Bethany Hall, a estudante em questão, originalmente se matriculou em “Educação Musical”, o que a tornava elegível para receber US$ 5.000 através do Virginia Tuition Assistance Grant (VTAG). Contudo, após mudar seu curso duas vezes, para “Ministério Juvenil” e, por fim, para “Música & Adoração”, o estado considerou a mudança uma violação da Primeira Emenda da Constituição Americana.
Em 2004, uma decisão da Suprema Corte no caso Locke v. Davey permitiu que estados retivessem bolsas de estudo financiadas publicamente de estudantes que cursam teologia. No entanto, grupos de direitos religiosos discordam veementemente dessa interpretação.
Organizações como a National Legal Foundation, Claybrook LLC, Troutman Pepper Locke, First Liberty Institute e Alliance Defending Freedom estão prestando apoio a Hall. Elas apresentaram uma petição à Suprema Corte dos Estados Unidos solicitando a reversão da decisão Locke v. Davey, argumentando que a prática é discriminatória e viola a liberdade religiosa dos estudantes.
Jeremy Dys, Senior Counsel do First Liberty Institute, destacou a natureza discriminatória da exclusão.
“Excluir estudantes de uma bolsa ou auxílio estadual simplesmente porque a escolha de sua especialização é religiosa é discriminatório. Locke traiu o compromisso dos Fundadores com a liberdade religiosa. A Suprema Corte deveria formalmente anulá-lo.”
Josh Davey, que foi o réu no caso Locke v. Davey e agora atua como co-conselheiro no caso Hall v. Fleming, defende que estados têm permitido o direcionamento específico de estudantes como Hall por tempo demais.
“Vinte e dois anos atrás, a decisão da Suprema Corte permitiu que os estados selecionassem estudantes como eu porque nosso curso de estudo se relacionava com nosso chamado religioso. Tenho esperança de que a Corte corrija essa decisão e trate estudantes como Bethany igualmente.”

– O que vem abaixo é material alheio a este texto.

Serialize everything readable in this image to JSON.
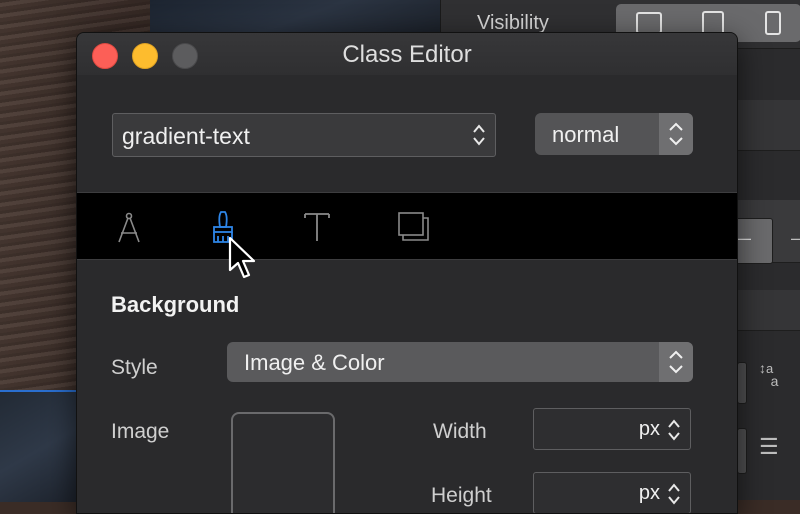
{
  "inspector": {
    "visibility_label": "Visibility"
  },
  "window": {
    "title": "Class Editor"
  },
  "class_selector": {
    "value": "gradient-text"
  },
  "state_selector": {
    "value": "normal"
  },
  "tabs": [
    {
      "name": "layout",
      "icon": "compass-icon",
      "active": false
    },
    {
      "name": "style",
      "icon": "brush-icon",
      "active": true
    },
    {
      "name": "text",
      "icon": "text-icon",
      "active": false
    },
    {
      "name": "effects",
      "icon": "shadow-icon",
      "active": false
    }
  ],
  "background_section": {
    "title": "Background",
    "style_label": "Style",
    "style_value": "Image & Color",
    "image_label": "Image",
    "width_label": "Width",
    "width_unit": "px",
    "height_label": "Height",
    "height_unit": "px"
  },
  "colors": {
    "accent": "#2e86e8",
    "window_bg": "#2a2a2c",
    "tabbar_bg": "#000000"
  }
}
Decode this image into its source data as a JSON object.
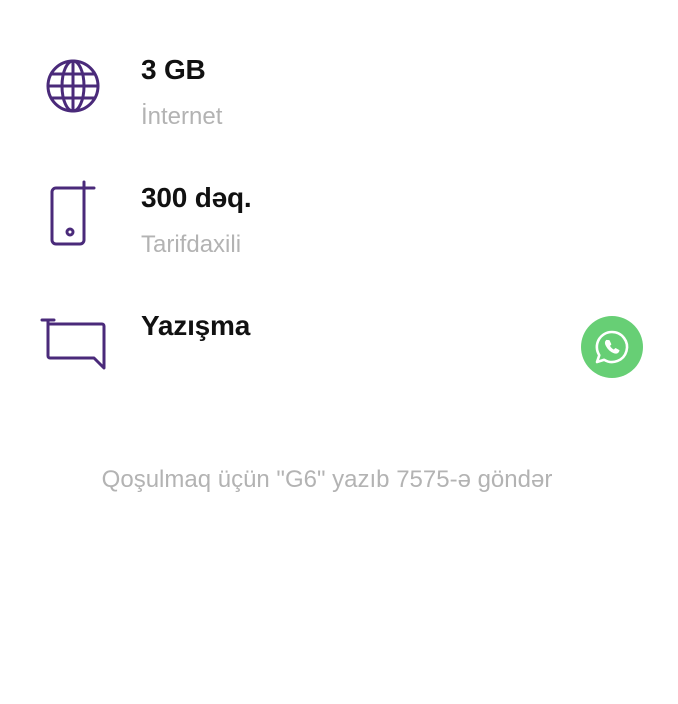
{
  "colors": {
    "icon_stroke": "#4a2a7a",
    "title": "#111111",
    "subtitle": "#b3b3b3",
    "whatsapp": "#67cf75"
  },
  "features": [
    {
      "icon": "globe-icon",
      "title": "3 GB",
      "subtitle": "İnternet"
    },
    {
      "icon": "phone-icon",
      "title": "300 dəq.",
      "subtitle": "Tarifdaxili"
    },
    {
      "icon": "chat-bubble-icon",
      "title": "Yazışma"
    }
  ],
  "messaging_apps": [
    {
      "icon": "whatsapp-icon"
    }
  ],
  "instruction": "Qoşulmaq üçün \"G6\" yazıb 7575-ə göndər"
}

John Bursch, Senior Counsel e Vice-Presidente de Advocacia de Apelação na Alliance Defending Freedom, classificou a conduta governamental como “inconstitucional”.
“O governo não pode negar benefícios publicamente disponíveis porque a especialização de um estudante é muito religiosa. Isso é discriminação religiosa. É errado e é inconstitucional.”